沙知「じゃあ、部室に行こうか?蓮華祭に向けて、私も練習しなきゃだからね。打ち合わせとかあるし」

 

淳平「そうですね、行きましょうか。……沙知先輩、残り短いですが、最後のご指導、お願いします!!」

 

沙知「ははっ、分かったよジュンペイ」

 

そして、俺達は沙知先輩を含めた8人で部室に向かった。

 

 

 

 

 

ー その日の夜 ー

 

慈の部屋では、瑠璃乃と慈が一緒にいた。

 

慈「ありがとね、るりちゃん」

 

瑠璃乃「ぼへ一」

 

慈「ありゃ、聞こえてない? ……充電切れか。まったく……ちっこいくせにさ。いつの間にか、こんなにでっかくなっちゃってまあ。半年間……ううん、それよりずっと前から、がんばってきたんだもんね。かっこいいじゃん、大沢瑠璃乃」

 

慈「私、どんなるりちゃんも大好きだけどね。私と一緒にがんばってくれるるりちゃんのことが、いちばん好き……だよ」

 

瑠璃乃「あそ一だ」

 

瑠璃乃が突然目を覚ます。

 

慈「わあああ!? なに!?」

 

瑠璃乃「なんだー? まいっか。もちろんめぐちゃんにもあるよ、チョコ」

 

慈「あ、ああそういうこと。

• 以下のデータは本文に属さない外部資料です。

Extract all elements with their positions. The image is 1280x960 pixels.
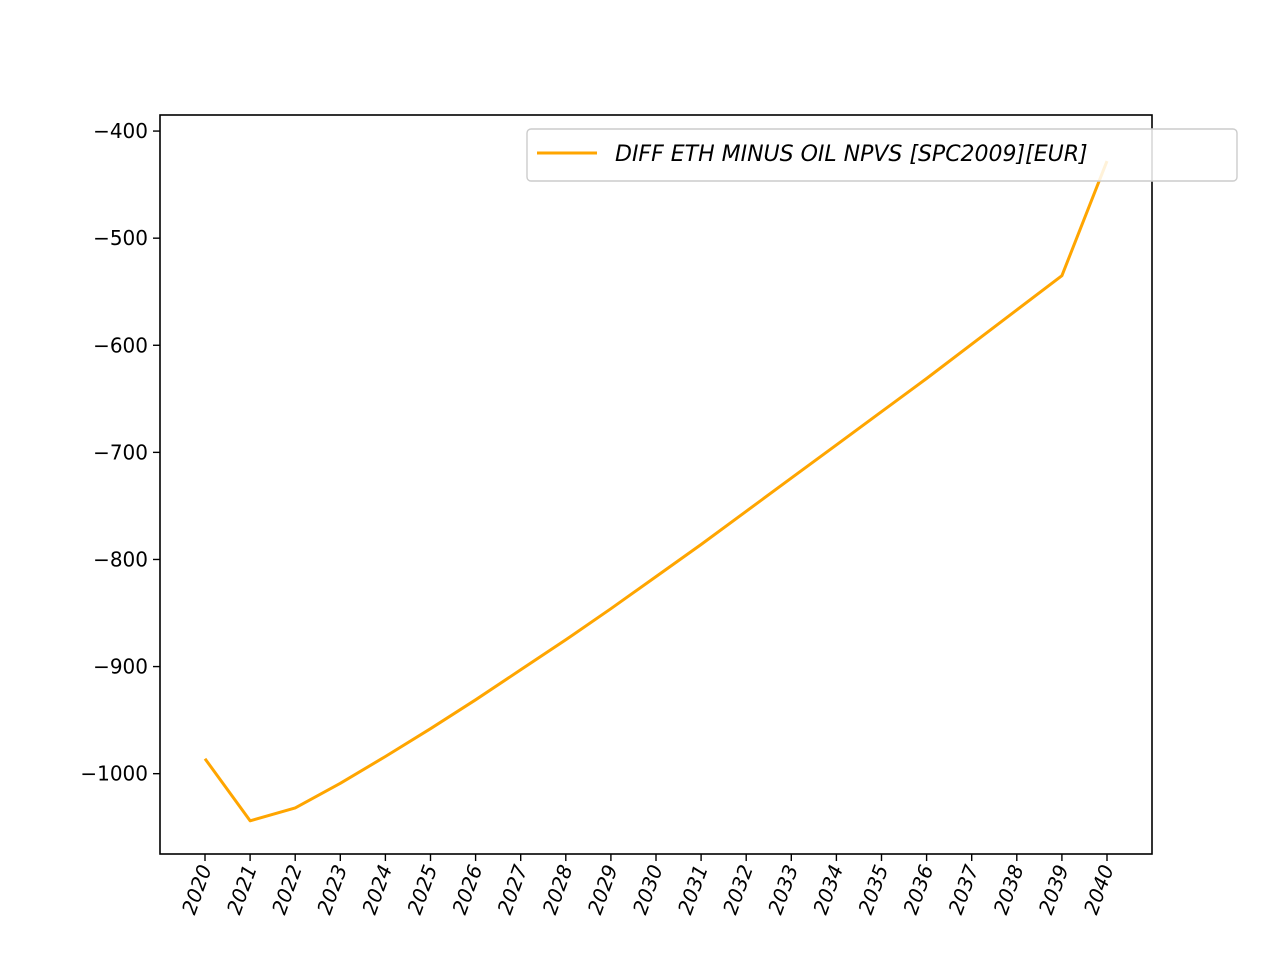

ふっふっふ、ならこっちも当然あるんだなー。るりちゃんびっくりするぞー」

 

瑠璃乃「なにー!?じゃあ勝負だ! せーの!」

 

慈・瑠璃乃「「はい!」」

 

2人同時にチョコを見せた二人は目を疑った。

 

慈「…………嘘でしょ? るりちゃんもおんなじもの作ってたの?」

 

瑠璃乃「みらくらチョコ、びっくりすると思ってたのに!」

 

二人がそれぞれ作ったのは、サイズや色の違いはあれど、それ以外はほとんどの要素が全く一緒のチョコだった。